After a one-month decline in July, average prices of Canada's 32 major export commodities rose 3.5% in August, according to Scotiabank's commodity price index released Tuesday.
The index climbed 6.7% above the cyclical low in April and rallied relatively quickly compared with previous downturns due to an unusually rapid recovery in industrial metal prices.
Patricia Mohr, vice-president of economics and commodity market specialist at Scotiabank said, "Base metal prices have already returned to profitable mid-cycle levels, a development normally taking several years following the end of a global downturn and a testimony to the resiliency and growing importance of China."
China's imports of copper, zinc and nickel were at record levels through the first half of 2009 in the midst of a deep global recession, the report said.
Scotiabank's metals and minerals index led August's commodity price gains, surging 8.1% with widespread gains in base and precious metals and steel alloy prices.
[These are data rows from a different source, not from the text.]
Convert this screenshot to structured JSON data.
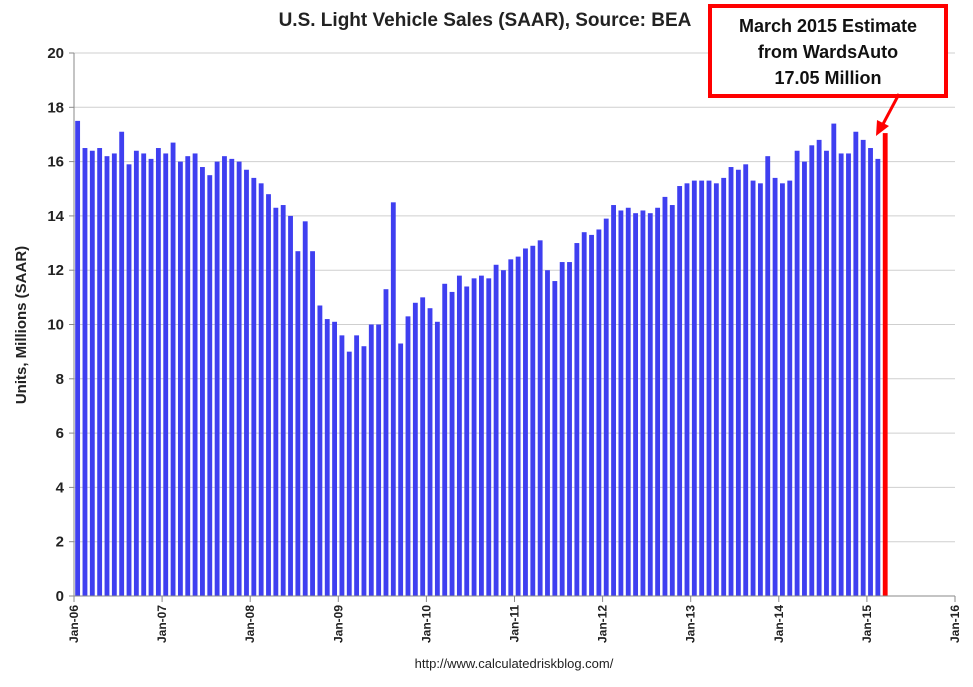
{
  "chart_data": {
    "type": "bar",
    "title": "U.S. Light Vehicle Sales (SAAR), Source: BEA",
    "ylabel": "Units, Millions (SAAR)",
    "xlabel": "",
    "ylim": [
      0,
      20
    ],
    "yticks": [
      "0",
      "2",
      "4",
      "6",
      "8",
      "10",
      "12",
      "14",
      "16",
      "18",
      "20"
    ],
    "xticks": [
      "Jan-06",
      "Jan-07",
      "Jan-08",
      "Jan-09",
      "Jan-10",
      "Jan-11",
      "Jan-12",
      "Jan-13",
      "Jan-14",
      "Jan-15",
      "Jan-16"
    ],
    "x_start": "Jan-06",
    "x_end": "Jan-16",
    "grid": true,
    "bar_color": "#3f3ff0",
    "highlight_color": "#ff0000",
    "values": [
      17.5,
      16.5,
      16.4,
      16.5,
      16.2,
      16.3,
      17.1,
      15.9,
      16.4,
      16.3,
      16.1,
      16.5,
      16.3,
      16.7,
      16.0,
      16.2,
      16.3,
      15.8,
      15.5,
      16.0,
      16.2,
      16.1,
      16.0,
      15.7,
      15.4,
      15.2,
      14.8,
      14.3,
      14.4,
      14.0,
      12.7,
      13.8,
      12.7,
      10.7,
      10.2,
      10.1,
      9.6,
      9.0,
      9.6,
      9.2,
      10.0,
      10.0,
      11.3,
      14.5,
      9.3,
      10.3,
      10.8,
      11.0,
      10.6,
      10.1,
      11.5,
      11.2,
      11.8,
      11.4,
      11.7,
      11.8,
      11.7,
      12.2,
      12.0,
      12.4,
      12.5,
      12.8,
      12.9,
      13.1,
      12.0,
      11.6,
      12.3,
      12.3,
      13.0,
      13.4,
      13.3,
      13.5,
      13.9,
      14.4,
      14.2,
      14.3,
      14.1,
      14.2,
      14.1,
      14.3,
      14.7,
      14.4,
      15.1,
      15.2,
      15.3,
      15.3,
      15.3,
      15.2,
      15.4,
      15.8,
      15.7,
      15.9,
      15.3,
      15.2,
      16.2,
      15.4,
      15.2,
      15.3,
      16.4,
      16.0,
      16.6,
      16.8,
      16.4,
      17.4,
      16.3,
      16.3,
      17.1,
      16.8,
      16.5,
      16.1
    ],
    "highlight": {
      "label": "March 2015",
      "value": 17.05,
      "callout": [
        "March 2015 Estimate",
        "from WardsAuto",
        "17.05 Million"
      ]
    }
  },
  "source": "http://www.calculatedriskblog.com/"
}
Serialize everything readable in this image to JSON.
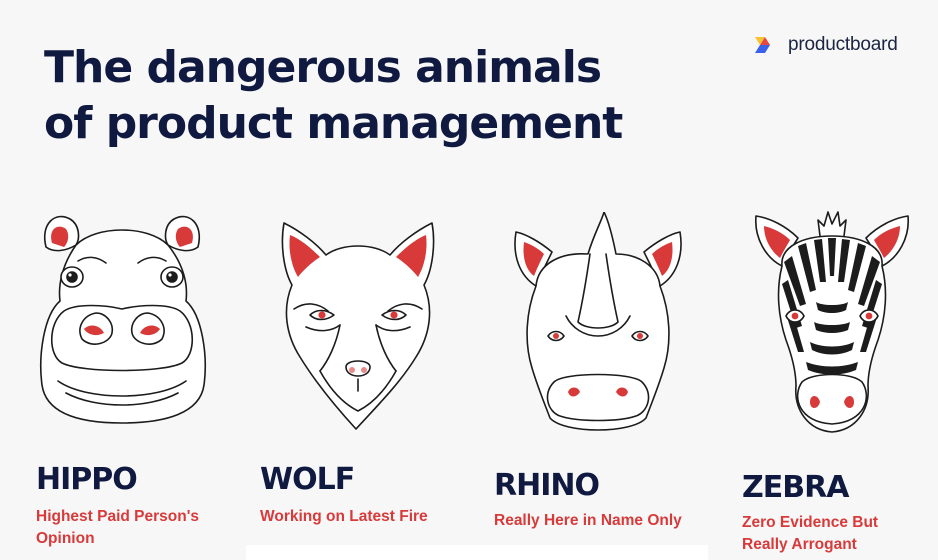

Increases in these commodities offset declines in potash, sulphur and uranium.
Copper prices have more than doubled from a low of US$1.26 per pound on December 24, 2008 to a peak of US$2.94 per pound on August 28. Mohr said copper will continue to outperform other base metals given under investment in new capacity during the last cyclical peak between 2007 and 2008.
Scotiabank's forest product index rose 2.4% in August as a late-summer pick up in U.S. building material prices and stronger pulp prices offset further weakness in newsprint and super-calendered paper. A weak U.S. dollar, especially against the Euro, and strong demand in China is lifting international pulp prices with NBSK pulp delivered to the U.S. rising from US$700 per tonne in July to US$730 per tonne in August.
Prices have since risen to US$770 per tonne in September, the highest price since November 2008. With higher prices, pulp production is restarting at mills on Vancouver Island, the report noted.